Line 464, PPRs should be change to PRRs.
→ We have corrected “PPRs” to “PRRs.”
Reviewer 3 Report
The molecular pathway of ERAD processing in cross presentation was well described, and the potential to increase cross presentation efficiency for DC vaccination was well explained. However, DC vaccination is mainly applied to cancer and it would be better to further describe studies related to processes of cross presentation for cancer antigens or studies that have actually increased efficiency of DC vaccine against cancer.
Minor comments:
Page 3, line 130, the ? -glucans : Roman symbols are missing. page 8, line 356 SEC61 ? and ? are~~: Roman symbols are missing. page 9, line 362 Sec61 ? and a ~~: Roman symbols are missing.
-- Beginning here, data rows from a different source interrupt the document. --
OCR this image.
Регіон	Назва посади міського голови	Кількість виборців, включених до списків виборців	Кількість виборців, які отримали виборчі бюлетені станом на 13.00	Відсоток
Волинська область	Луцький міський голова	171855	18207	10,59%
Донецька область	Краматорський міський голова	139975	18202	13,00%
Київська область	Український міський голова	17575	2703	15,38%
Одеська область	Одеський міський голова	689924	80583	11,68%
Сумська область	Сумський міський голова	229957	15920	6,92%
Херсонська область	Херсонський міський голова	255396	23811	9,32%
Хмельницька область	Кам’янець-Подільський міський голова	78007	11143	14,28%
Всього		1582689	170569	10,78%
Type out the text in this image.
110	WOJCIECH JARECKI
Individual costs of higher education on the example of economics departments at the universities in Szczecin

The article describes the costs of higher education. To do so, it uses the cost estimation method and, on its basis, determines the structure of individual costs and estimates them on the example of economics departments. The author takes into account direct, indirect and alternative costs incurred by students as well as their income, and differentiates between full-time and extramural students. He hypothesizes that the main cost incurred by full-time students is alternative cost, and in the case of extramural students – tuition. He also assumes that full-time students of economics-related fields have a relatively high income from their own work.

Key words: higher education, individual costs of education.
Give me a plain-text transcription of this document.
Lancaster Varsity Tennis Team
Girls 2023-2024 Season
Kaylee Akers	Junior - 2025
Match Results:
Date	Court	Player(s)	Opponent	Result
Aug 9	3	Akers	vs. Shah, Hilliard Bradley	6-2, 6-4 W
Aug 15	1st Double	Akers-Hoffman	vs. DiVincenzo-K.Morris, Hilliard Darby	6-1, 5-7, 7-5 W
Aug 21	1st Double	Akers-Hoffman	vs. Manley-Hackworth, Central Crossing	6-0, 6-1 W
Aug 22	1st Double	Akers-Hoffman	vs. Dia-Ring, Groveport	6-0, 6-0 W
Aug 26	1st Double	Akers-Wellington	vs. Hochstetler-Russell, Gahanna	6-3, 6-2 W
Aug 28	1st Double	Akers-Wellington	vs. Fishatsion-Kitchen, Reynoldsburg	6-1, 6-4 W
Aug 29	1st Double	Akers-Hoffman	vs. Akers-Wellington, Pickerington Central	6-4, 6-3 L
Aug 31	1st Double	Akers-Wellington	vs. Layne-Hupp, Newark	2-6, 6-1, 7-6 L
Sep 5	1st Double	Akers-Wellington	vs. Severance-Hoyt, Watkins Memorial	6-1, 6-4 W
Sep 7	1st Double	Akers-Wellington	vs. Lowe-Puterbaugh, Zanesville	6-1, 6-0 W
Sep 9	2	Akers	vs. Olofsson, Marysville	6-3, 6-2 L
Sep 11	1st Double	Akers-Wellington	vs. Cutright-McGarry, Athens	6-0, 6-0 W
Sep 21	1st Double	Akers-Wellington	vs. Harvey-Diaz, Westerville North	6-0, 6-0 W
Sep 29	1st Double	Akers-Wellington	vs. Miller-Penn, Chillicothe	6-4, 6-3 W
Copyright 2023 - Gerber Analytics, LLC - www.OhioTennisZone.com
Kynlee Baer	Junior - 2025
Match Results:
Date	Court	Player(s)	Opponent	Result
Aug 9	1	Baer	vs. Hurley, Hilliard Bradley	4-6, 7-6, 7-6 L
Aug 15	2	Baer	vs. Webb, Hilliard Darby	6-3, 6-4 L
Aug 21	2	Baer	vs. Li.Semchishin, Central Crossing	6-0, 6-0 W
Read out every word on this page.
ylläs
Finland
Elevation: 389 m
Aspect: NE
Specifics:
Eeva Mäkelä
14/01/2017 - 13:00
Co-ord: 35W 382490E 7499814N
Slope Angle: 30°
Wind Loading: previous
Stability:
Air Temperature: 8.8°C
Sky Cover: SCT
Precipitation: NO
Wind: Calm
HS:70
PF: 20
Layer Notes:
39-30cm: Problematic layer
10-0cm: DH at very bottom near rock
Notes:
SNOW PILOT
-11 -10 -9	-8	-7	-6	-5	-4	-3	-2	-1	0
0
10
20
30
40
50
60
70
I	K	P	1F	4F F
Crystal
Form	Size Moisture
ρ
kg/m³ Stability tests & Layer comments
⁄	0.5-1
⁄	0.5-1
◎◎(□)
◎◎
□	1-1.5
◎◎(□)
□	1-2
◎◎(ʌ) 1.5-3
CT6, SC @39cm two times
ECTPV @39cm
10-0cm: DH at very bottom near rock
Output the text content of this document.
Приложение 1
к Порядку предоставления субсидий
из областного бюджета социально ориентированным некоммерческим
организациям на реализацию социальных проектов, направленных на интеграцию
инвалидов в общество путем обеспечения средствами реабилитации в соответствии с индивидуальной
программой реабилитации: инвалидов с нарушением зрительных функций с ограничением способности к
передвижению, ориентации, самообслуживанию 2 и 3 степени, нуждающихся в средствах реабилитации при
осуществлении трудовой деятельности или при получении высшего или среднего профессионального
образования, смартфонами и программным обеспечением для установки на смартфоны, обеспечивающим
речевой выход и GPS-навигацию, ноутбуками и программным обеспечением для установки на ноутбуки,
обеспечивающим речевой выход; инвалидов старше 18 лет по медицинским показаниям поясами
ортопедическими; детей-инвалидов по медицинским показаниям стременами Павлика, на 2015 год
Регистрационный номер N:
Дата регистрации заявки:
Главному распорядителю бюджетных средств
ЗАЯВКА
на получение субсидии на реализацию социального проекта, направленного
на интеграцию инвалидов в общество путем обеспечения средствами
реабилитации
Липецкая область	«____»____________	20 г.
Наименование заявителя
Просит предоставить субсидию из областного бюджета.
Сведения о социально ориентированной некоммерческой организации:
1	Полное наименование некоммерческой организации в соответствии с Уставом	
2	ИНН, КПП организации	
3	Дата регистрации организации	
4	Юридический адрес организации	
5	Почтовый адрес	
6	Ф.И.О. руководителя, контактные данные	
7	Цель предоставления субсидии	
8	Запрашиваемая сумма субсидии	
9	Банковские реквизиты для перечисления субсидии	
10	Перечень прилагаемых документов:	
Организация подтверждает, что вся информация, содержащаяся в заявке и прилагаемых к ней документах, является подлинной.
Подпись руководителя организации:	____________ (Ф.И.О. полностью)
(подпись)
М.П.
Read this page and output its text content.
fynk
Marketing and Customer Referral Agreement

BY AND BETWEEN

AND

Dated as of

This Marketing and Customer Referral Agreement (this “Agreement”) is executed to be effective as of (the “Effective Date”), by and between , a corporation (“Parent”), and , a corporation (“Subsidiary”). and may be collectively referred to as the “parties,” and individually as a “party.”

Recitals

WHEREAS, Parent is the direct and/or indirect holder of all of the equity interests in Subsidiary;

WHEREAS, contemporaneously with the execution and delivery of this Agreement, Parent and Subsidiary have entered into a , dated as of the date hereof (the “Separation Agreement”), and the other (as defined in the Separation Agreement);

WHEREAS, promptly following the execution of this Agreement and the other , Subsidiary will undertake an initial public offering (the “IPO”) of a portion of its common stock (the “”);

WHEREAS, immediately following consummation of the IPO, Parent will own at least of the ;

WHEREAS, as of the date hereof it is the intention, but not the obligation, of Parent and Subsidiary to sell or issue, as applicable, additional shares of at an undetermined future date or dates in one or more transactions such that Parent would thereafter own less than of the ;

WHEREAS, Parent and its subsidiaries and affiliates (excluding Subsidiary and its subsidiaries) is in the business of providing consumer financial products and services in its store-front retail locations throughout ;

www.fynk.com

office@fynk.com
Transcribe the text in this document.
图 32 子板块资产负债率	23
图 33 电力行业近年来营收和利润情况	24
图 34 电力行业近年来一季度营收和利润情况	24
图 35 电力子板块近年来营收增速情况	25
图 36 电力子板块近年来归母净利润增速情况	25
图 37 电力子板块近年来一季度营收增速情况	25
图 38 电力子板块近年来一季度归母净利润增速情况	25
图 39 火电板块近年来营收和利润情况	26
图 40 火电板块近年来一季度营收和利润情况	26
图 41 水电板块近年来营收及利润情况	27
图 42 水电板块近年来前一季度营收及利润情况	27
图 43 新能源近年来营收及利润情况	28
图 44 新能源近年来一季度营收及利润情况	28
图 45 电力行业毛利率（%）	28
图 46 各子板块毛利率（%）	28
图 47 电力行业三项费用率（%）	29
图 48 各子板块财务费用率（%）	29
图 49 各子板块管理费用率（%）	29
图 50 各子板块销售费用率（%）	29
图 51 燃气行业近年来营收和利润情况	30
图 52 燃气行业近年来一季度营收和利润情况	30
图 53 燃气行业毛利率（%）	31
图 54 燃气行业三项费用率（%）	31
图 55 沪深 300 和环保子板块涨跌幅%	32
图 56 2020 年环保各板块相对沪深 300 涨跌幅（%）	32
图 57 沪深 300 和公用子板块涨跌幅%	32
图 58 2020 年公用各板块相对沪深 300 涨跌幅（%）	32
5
Page 5, line 197-200 – The same content sentence is described twice. Page 10 line 442 – activity of DCs? Cancer UPR~~.. “.” is missing between sentences. There are no titles for each Figure.
Author Response
Response to reviewers’ comments
Reviewer 3
The molecular pathway of ERAD processing in cross presentation was well described, and the potential to increase cross presentation efficiency for DC vaccination was well explained. However, DC vaccination is mainly applied to cancer and it would be better to further describe studies related to processes of cross presentation for cancer antigens or studies that have actually increased efficiency of DC vaccine against cancer.
→ We have added a paragraph discussing DC vaccination to show the results of DC vaccination for cancer therapy (section 2.2, DC Vaccination).
Minor comments:
Page 3, line 130, the ? -glucans : Roman symbols are missing. page 8, line 356 SEC61 ? and ? are~~: Roman symbols are missing.
→ We have revised "SEC61 and " to "SEC61α and β."
page 9, line 362 Sec61 ? and a ~~: Roman symbols are missing.
→ We have revised "SEC61" to "SEC61α."
Page 5, line 197-200 – The same content sentence is described twice.
→ We have deleted the second sentence.
Page 10 line 442 – activity of DCs? Cancer UPR~~.. “.” is missing between sentences. There are no titles for each Figure.
→ We have added titles for each figure as follows:
Figure 1 Maturation of endosomes and cross-presentation (CP).
Figure 2 Recognition of extracellular proteins in CP.
We have also added “.”, between sections.